The motion to dismiss argues “that under Section 18 of Presidential Decree No. 946, ‘No order or decision of the Court of Agrarian Relations can be elevated directly to the Supreme Court by appeal or any other proceeding because the orders of the Courts of Agrarian Relations on any issue, question, matter or incident cannot be contested in any action or proceeding before the appellate courts.’”
P.D. No. 946 indeed provides that “No order of the Courts of Agrarian Relations on any issue, question, matter or incident raised before them shall be contested in any action or proceeding before the appellate courts until the hearing shall have been terminated and the case decided on the merits.” But the same is found in Section 17, not in Section 18. Moreover, the provision is inapplicable to the case at bar because what is contemplated therein are orders issued during a trial but not an order issued after a decision has become final and which is assailed on the ground that the CAR lacks jurisdiction to issue it - as the petitioner herein claims.
It is elementary that what can be executed is what is adjudged in the decision and what is adjudged is contained in the dispositive portion - the fallo - of the decision.

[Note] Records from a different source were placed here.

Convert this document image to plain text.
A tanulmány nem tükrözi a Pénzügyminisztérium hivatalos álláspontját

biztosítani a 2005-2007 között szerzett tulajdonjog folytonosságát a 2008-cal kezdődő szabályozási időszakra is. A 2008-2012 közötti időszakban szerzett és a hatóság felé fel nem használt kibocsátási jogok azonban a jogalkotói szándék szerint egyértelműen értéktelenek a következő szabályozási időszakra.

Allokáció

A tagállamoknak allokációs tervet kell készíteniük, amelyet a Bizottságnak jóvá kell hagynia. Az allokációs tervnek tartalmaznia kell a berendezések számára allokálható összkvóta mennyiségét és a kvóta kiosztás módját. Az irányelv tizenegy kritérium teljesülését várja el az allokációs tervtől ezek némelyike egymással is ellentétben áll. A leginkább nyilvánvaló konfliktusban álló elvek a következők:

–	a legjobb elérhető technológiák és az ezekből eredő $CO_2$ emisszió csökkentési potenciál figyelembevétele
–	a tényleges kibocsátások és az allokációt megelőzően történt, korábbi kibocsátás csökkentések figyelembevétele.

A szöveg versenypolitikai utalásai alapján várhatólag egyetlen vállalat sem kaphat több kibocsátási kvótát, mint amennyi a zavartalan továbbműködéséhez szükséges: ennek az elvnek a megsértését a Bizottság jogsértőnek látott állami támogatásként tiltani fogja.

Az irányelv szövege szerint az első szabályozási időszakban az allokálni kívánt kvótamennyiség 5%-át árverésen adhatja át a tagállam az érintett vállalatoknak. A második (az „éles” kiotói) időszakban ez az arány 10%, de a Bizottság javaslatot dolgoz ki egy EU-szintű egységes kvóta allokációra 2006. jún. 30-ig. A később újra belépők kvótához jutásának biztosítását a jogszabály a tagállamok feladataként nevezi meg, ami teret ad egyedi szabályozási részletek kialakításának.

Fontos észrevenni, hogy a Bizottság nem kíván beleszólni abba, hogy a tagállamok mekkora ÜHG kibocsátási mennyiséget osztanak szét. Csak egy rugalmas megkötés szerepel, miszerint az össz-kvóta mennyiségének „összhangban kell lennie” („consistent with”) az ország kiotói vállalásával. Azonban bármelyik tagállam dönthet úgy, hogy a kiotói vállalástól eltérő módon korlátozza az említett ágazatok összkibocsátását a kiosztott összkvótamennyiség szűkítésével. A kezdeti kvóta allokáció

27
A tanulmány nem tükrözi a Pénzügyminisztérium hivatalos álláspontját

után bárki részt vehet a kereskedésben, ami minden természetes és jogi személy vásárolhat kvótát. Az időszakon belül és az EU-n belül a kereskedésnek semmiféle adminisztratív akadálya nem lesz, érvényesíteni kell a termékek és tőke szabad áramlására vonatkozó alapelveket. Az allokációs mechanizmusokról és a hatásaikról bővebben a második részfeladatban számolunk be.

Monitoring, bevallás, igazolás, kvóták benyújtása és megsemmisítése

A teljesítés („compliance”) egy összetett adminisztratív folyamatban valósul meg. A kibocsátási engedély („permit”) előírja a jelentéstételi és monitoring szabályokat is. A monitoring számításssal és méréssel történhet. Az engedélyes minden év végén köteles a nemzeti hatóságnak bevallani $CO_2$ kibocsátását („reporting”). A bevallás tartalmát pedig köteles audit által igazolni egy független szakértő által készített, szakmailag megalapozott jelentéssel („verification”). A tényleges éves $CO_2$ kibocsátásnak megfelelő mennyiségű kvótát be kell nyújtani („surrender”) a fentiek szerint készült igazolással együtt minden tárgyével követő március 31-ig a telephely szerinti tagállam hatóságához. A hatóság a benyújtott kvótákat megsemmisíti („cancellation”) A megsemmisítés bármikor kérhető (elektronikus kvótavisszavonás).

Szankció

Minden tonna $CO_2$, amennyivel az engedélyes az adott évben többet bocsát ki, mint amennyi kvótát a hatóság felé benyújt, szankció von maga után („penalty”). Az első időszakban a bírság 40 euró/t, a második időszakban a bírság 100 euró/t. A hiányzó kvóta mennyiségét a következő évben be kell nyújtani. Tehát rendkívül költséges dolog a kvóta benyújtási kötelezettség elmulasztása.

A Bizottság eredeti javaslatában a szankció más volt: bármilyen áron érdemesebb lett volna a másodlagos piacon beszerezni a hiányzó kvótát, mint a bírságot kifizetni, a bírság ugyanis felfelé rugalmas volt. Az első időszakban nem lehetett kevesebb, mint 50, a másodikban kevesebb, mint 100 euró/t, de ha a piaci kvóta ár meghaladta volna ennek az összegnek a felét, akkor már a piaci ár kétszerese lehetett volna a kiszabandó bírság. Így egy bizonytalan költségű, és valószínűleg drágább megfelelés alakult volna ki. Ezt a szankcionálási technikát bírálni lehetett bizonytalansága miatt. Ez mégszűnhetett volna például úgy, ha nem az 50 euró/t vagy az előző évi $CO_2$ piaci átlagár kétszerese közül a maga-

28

The respondent judge contends that he made a finding that the petitioner was a mere laborer of the respondent. If that is so, he should have made an adjudication to that effect. Such an adjudication can be justified in the answer’s prayer for general relief. But the judgment which he rendered gives no affirmative relief to neither of the litigants. Hence the deputy sheriff is correct and the respondent judge is wrong; there is nothing to execute.
WHEREFORE, the petition is granted; the assailed order is set aside; and the temporary restraining order which We issued in this case is hereby made permanent. Costs against the private respondent.
SO ORDERED.
Concepcion, Jr., Guerrero, and Escolin, Jr., JJ., concur. Makasiar (Chairman) J., dissents. Aquino, J.: I concur because the trial judge did not order in his decision that the petitioner should vacate the landholding and deliver its possession to the landowner who failed to ask for such relief in her answer. Petitioner’s right to stay on the land should be threshed out in another action. De Castro, J., I join Justice Makasiar’s dissent.